Chapitre 10 : Les conspirateurs

20 5 4
                                    

          Maynard Campbell se blottit au fond de son fauteuil et entoure sa blessure avec un ruban blanc. Il tire une grimace. Son épaule ensanglantée lui fait atrocement mal. Jesse Darleston, les pieds posés sur la table, regarde le bibliothécaire du Haut Royaume se soigner maladroitement. Près de lui, le jeune Thomas Elsheman regarde par-dessus la fenêtre, pensif. Les trois acolytes restent silencieux, laissant le doux vent du désert souffler contre les rebords du balcon. Jesse sort de sa poche un petit bâton creux en bois et le remplit de feuilles sèches. Il attrape ensuite une bougie posée sur la table près de ses pieds et enflamme le bout du bâton en crapotant l'extrémité. Un nuage de fumée se forme au-dessus de sa tête, puis s'échappe progressivement par la fenêtre.

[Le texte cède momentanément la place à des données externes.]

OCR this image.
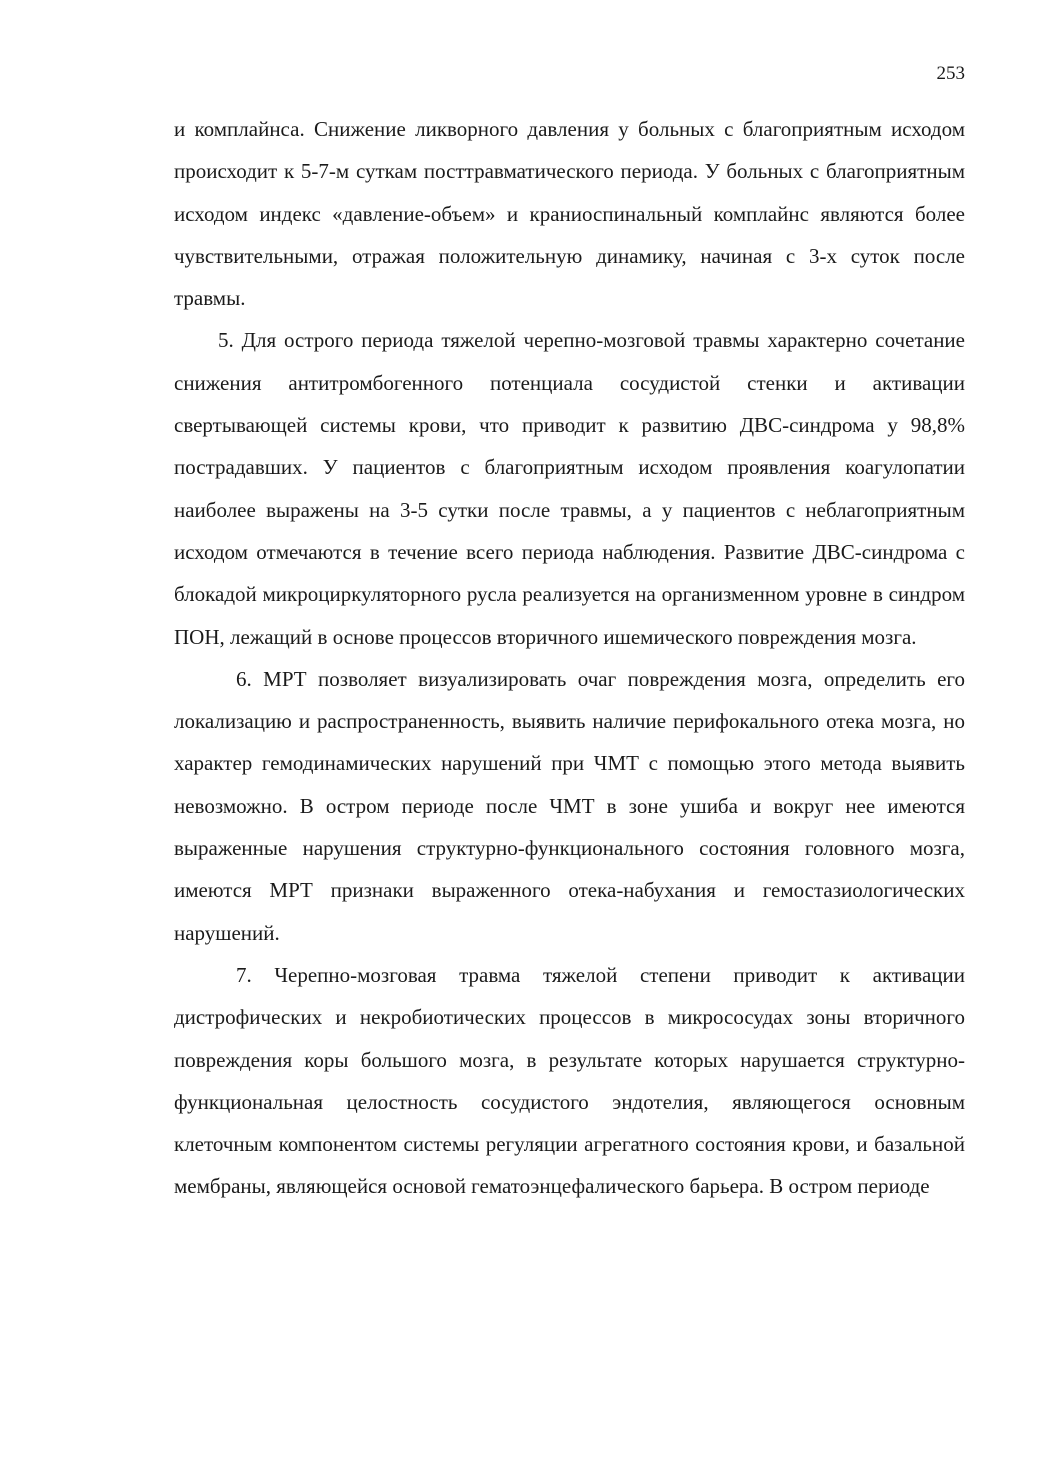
253

и комплайнса. Снижение ликворного давления у больных с благоприятным исходом происходит к 5-7-м суткам посттравматического периода. У больных с благоприятным исходом индекс «давление-объем» и краниоспинальный комплайнс являются более чувствительными, отражая положительную динамику, начиная с 3-х суток после травмы.

5. Для острого периода тяжелой черепно-мозговой травмы характерно сочетание снижения антитромбогенного потенциала сосудистой стенки и активации свертывающей системы крови, что приводит к развитию ДВС-синдрома у 98,8% пострадавших. У пациентов с благоприятным исходом проявления коагулопатии наиболее выражены на 3-5 сутки после травмы, а у пациентов с неблагоприятным исходом отмечаются в течение всего периода наблюдения. Развитие ДВС-синдрома с блокадой микроциркуляторного русла реализуется на организменном уровне в синдром ПОН, лежащий в основе процессов вторичного ишемического повреждения мозга.

6. МРТ позволяет визуализировать очаг повреждения мозга, определить его локализацию и распространенность, выявить наличие перифокального отека мозга, но характер гемодинамических нарушений при ЧМТ с помощью этого метода выявить невозможно. В остром периоде после ЧМТ в зоне ушиба и вокруг нее имеются выраженные нарушения структурно-функционального состояния головного мозга, имеются МРТ признаки выраженного отека-набухания и гемостазиологических нарушений.

7. Черепно-мозговая травма тяжелой степени приводит к активации дистрофических и некробиотических процессов в микрососудах зоны вторичного повреждения коры большого мозга, в результате которых нарушается структурно-функциональная целостность сосудистого эндотелия, являющегося основным клеточным компонентом системы регуляции агрегатного состояния крови, и базальной мембраны, являющейся основой гематоэнцефалического барьера. В остром периоде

Maynard, agacé, dévisage son ami fumer paisiblement sans aucun scrupule.
      - Quelle honte ! s'exclame-t-il. Comment peux-tu rester là, pieds sur la table et cigare à la main, à me regarder sans m'aider ? Tu vois bien que je n'arrive pas à soigner ma plaie ?
    Jesse lance à Maynard un petit sourire amusé et enlève ses pieds de la table. Il se lève de son fauteuil et s'avance vers lui.

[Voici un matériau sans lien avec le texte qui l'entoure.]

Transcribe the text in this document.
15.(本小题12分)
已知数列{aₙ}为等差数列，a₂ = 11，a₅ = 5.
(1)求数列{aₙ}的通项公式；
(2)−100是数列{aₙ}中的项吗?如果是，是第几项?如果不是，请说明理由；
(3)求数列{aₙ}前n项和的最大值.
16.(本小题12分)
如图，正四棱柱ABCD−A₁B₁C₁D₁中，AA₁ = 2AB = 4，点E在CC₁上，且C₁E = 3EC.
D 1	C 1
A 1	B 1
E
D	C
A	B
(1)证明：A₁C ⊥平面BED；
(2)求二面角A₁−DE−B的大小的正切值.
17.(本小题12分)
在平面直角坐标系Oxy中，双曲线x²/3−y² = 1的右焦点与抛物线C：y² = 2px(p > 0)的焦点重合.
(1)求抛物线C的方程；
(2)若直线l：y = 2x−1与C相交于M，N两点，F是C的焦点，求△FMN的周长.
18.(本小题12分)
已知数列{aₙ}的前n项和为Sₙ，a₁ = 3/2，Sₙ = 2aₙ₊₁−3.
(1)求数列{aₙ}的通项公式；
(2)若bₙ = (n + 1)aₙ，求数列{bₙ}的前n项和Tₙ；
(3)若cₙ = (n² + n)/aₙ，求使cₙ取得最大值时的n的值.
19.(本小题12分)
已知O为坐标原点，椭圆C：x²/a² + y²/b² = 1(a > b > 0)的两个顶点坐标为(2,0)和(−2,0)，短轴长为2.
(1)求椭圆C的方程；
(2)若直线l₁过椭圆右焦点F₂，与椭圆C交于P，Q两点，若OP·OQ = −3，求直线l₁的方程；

      - Et enlève moi ce sourire béat de ton visage, vaurien ! reprend Maynard. Je peux savoir ce qui te fait tant rire ? Je t'aurais bien vu à ma place...
    Jesse prend le ruban blanc et le serre brusquement autour de l'épaule du bibliothécaire. Celui-ci pousse un gémissement de douleur en tapant du poing sur l'accoudoir de son fauteuil.
      - Tu me le paieras, chien ! s'écrit Maynard.
    Jesse répond à son ami avec calme.
      - Tu devrais te considérer chanceux que Scott Lane n'ait pas réussi à te porter un coup fatal. C'est un très bon tireur.
      - Chanceux ? répète Maynard avec son air grincheux. Non seulement son arrivée m'a fait rater l'assassinat de notre chère Deryn, mais en plus de ça, ce misérable a réussi à me marquer d'une balle dans l'épaule. Il va me retrouver à coup sûr ! Je serais très étonné d'apprendre que beaucoup de nobles aient la même plaie...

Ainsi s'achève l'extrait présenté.